People use many excuses for not delegating. Their reasons are usually unfounded. You’ll get more done through delegation if you assume the opposite of the following statements is true:
- I could do it better myself.
- I don’t know if I can trust her to do it.
- He isn’t qualified to do it.
- She doesn’t want any added responsibilities.
- I don’t have the time to show anyone how to do it.
- There is no one else to delegate to.
- He already has enough to do.
- I don’t want to give up this task because I like doing it.
- I’m the only person who knows how to do this.
She messed up last time, so I’m not giving her anything else to do.
What To Delegate
- Don’t delegate what you can eliminate. If you shouldn’t be doing an activity, then perhaps you shouldn’t be giving the activity away to others. Eliminate it.

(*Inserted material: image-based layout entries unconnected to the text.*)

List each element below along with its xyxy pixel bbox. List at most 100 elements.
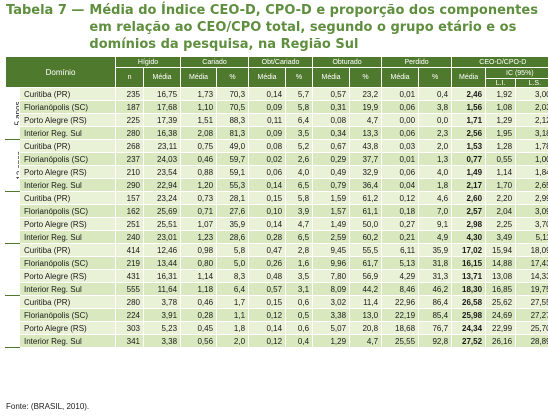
table-caption: Média do Índice CEO-D, CPO-D e proporção…	[89, 3, 538, 52]
value-cell: 2,59	[312, 230, 350, 244]
header-sub: Média	[381, 67, 419, 88]
ceo-mean-cell: 2,57	[451, 204, 486, 218]
value-cell: 0,15	[248, 191, 286, 205]
value-cell: 6,4	[285, 113, 313, 127]
age-group-label: 5 anos	[13, 101, 20, 125]
value-cell: 0,12	[248, 308, 286, 322]
value-cell: 2,0	[418, 139, 452, 153]
header-sub: Média	[451, 67, 486, 88]
ceo-mean-cell: 2,17	[451, 178, 486, 192]
value-cell: 27,27	[515, 308, 548, 322]
value-cell: 9,96	[312, 256, 350, 270]
table-row: Interior Reg. Sul 240 23,01 1,23 28,6 0,28 6,5…	[6, 230, 548, 244]
value-cell: 0,09	[248, 126, 286, 140]
value-cell: 341	[115, 334, 144, 348]
value-cell: 187	[115, 100, 144, 114]
value-cell: 1,8	[418, 178, 452, 192]
value-cell: 9,45	[312, 243, 350, 257]
value-cell: 0,01	[381, 152, 419, 166]
value-cell: 2,08	[180, 126, 217, 140]
value-cell: 23,54	[143, 165, 181, 179]
value-cell: 1,7	[216, 295, 249, 309]
value-cell: 2,65	[515, 178, 548, 192]
value-cell: 1,6	[285, 256, 313, 270]
table-row: Florianópolis (SC) 219 13,44 0,80 5,0 0,26 1,6…	[6, 256, 548, 270]
header-sub: %	[349, 67, 382, 88]
value-cell: 0,06	[381, 100, 419, 114]
value-cell: 3,5	[285, 126, 313, 140]
value-cell: 6,5	[285, 178, 313, 192]
value-cell: 31,3	[418, 269, 452, 283]
value-cell: 1,59	[312, 191, 350, 205]
value-cell: 14,88	[485, 256, 516, 270]
value-cell: 50,0	[349, 217, 382, 231]
value-cell: 59,1	[216, 165, 249, 179]
table-row: Interior Reg. Sul 290 22,94 1,20 55,3 0,14 6,5…	[6, 178, 548, 192]
value-cell: 0,26	[248, 256, 286, 270]
value-cell: 5,13	[381, 256, 419, 270]
value-cell: 3,38	[143, 334, 181, 348]
domain-cell: Florianópolis (SC)	[18, 256, 116, 270]
value-cell: 4,0	[418, 165, 452, 179]
value-cell: 16,38	[143, 126, 181, 140]
ceo-mean-cell: 2,60	[451, 191, 486, 205]
header-obturado: Obturado	[312, 57, 382, 68]
value-cell: 1,3	[418, 152, 452, 166]
value-cell: 1,28	[485, 139, 516, 153]
value-cell: 20,8	[349, 321, 382, 335]
value-cell: 2,20	[485, 191, 516, 205]
value-cell: 0,06	[248, 165, 286, 179]
value-cell: 1,10	[180, 100, 217, 114]
value-cell: 2,04	[485, 204, 516, 218]
value-cell: 2,8	[285, 243, 313, 257]
value-cell: 16,75	[143, 87, 181, 101]
header-sub: %	[216, 67, 249, 88]
value-cell: 13,0	[349, 308, 382, 322]
value-cell: 290	[115, 178, 144, 192]
value-cell: 251	[115, 217, 144, 231]
value-cell: 1,18	[180, 282, 217, 296]
value-cell: 1,51	[180, 113, 217, 127]
value-cell: 25,69	[143, 204, 181, 218]
value-cell: 0,71	[180, 204, 217, 218]
value-cell: 1,78	[515, 139, 548, 153]
value-cell: 0,06	[381, 165, 419, 179]
ceo-mean-cell: 1,53	[451, 139, 486, 153]
value-cell: 0,28	[248, 230, 286, 244]
value-cell: 0,12	[248, 334, 286, 348]
data-table: Domínio Hígido Cariado Obt/Cariado Obtur…	[4, 57, 548, 348]
value-cell: 61,7	[349, 256, 382, 270]
value-cell: 5,8	[285, 100, 313, 114]
value-cell: 1,07	[180, 217, 217, 231]
table-row: Porto Alegre (RS) 431 16,31 1,14 8,3 0,48 3,5 7…	[6, 269, 548, 283]
value-cell: 11,4	[349, 295, 382, 309]
value-cell: 28,1	[216, 191, 249, 205]
value-cell: 61,1	[349, 204, 382, 218]
domain-cell: Porto Alegre (RS)	[18, 217, 116, 231]
ceo-mean-cell: 1,71	[451, 113, 486, 127]
age-group-cell: 5 anos	[5, 87, 20, 140]
header-ic: IC (95%)	[485, 67, 548, 79]
value-cell: 16,85	[485, 282, 516, 296]
table-number: Tabela 7 —	[6, 3, 85, 18]
value-cell: 0,12	[381, 191, 419, 205]
ceo-mean-cell: 13,71	[451, 269, 486, 283]
value-cell: 0,6	[285, 295, 313, 309]
value-cell: 5,7	[285, 87, 313, 101]
domain-cell: Florianópolis (SC)	[18, 152, 116, 166]
value-cell: 60,2	[349, 230, 382, 244]
value-cell: 0,21	[381, 230, 419, 244]
value-cell: 219	[115, 256, 144, 270]
table-header: Domínio Hígido Cariado Obt/Cariado Obtur…	[4, 57, 548, 88]
value-cell: 23,11	[143, 139, 181, 153]
value-cell: 86,4	[418, 295, 452, 309]
value-cell: 8,3	[216, 269, 249, 283]
domain-cell: Porto Alegre (RS)	[18, 269, 116, 283]
value-cell: 555	[115, 282, 144, 296]
value-cell: 4,7	[349, 113, 382, 127]
value-cell: 0,02	[248, 152, 286, 166]
value-cell: 0,01	[381, 87, 419, 101]
age-group-cell: 12 anos	[5, 139, 20, 192]
value-cell: 17,68	[143, 100, 181, 114]
header-cariado: Cariado	[180, 57, 249, 68]
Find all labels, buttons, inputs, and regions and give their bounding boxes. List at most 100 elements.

Delegate routine activities, even though you don’t want to:
- Fact-finding assignments
- Preparation of rough drafts of reports
- Problem analysis and suggested actions
- Collection of data for reports
- Photocopying, printing, collating
- Fact-finding assignments
- Delegate things that aren’t part of your core competency. For small businesses, these include accounting, web site design, deliveries, hardware upkeep, software help, graphic design, travel arrangements, patenting, legal issues and even HR functions such as payroll.
- Some things you can’t delegate: performance reviews, discipline, firing.
- Create a plan to delegate. Don’t give out assignments haphazardly.
- Invest short term time in training to gain a long term increase in productivity.
- Others may end up doing a better job than you can or finding new ways to complete a task.
- Delegate, don’t abdicate. Someone else can do the task, but you’re still responsible for the completion of it, and for managing the delegation process.
Make sure the standards and the outcome are clear. What needs to be done, when should it be finished and to what degree of quality or detail?
- Delegate the objective, not the procedure. Outline the desired results, not the methodology.
- Ask people to provide progress reports. Set interim deadlines to see how things are going.
- Delegate to the right person. Don’t always give tasks to the strongest, most experienced or first available person.
- Spread delegation around and give people new experiences as part of their training.
- Obtain feedback from employees to ensure they feel they’re being treated appropriately. A simple “How’s it going with that new project?” might be all that’s needed.
- Be sure to delegate the authority along with the responsibility. Don’t make people come back to you for too many minor approvals.
- Trust people to do well and don’t look over their shoulders or check up with them along the way, unless they ask.
- Be prepared to trade short term errors for long term results.
- When you finish giving instructions, the last thing to ask is, “What else do you need to get started?” They’ll tell you.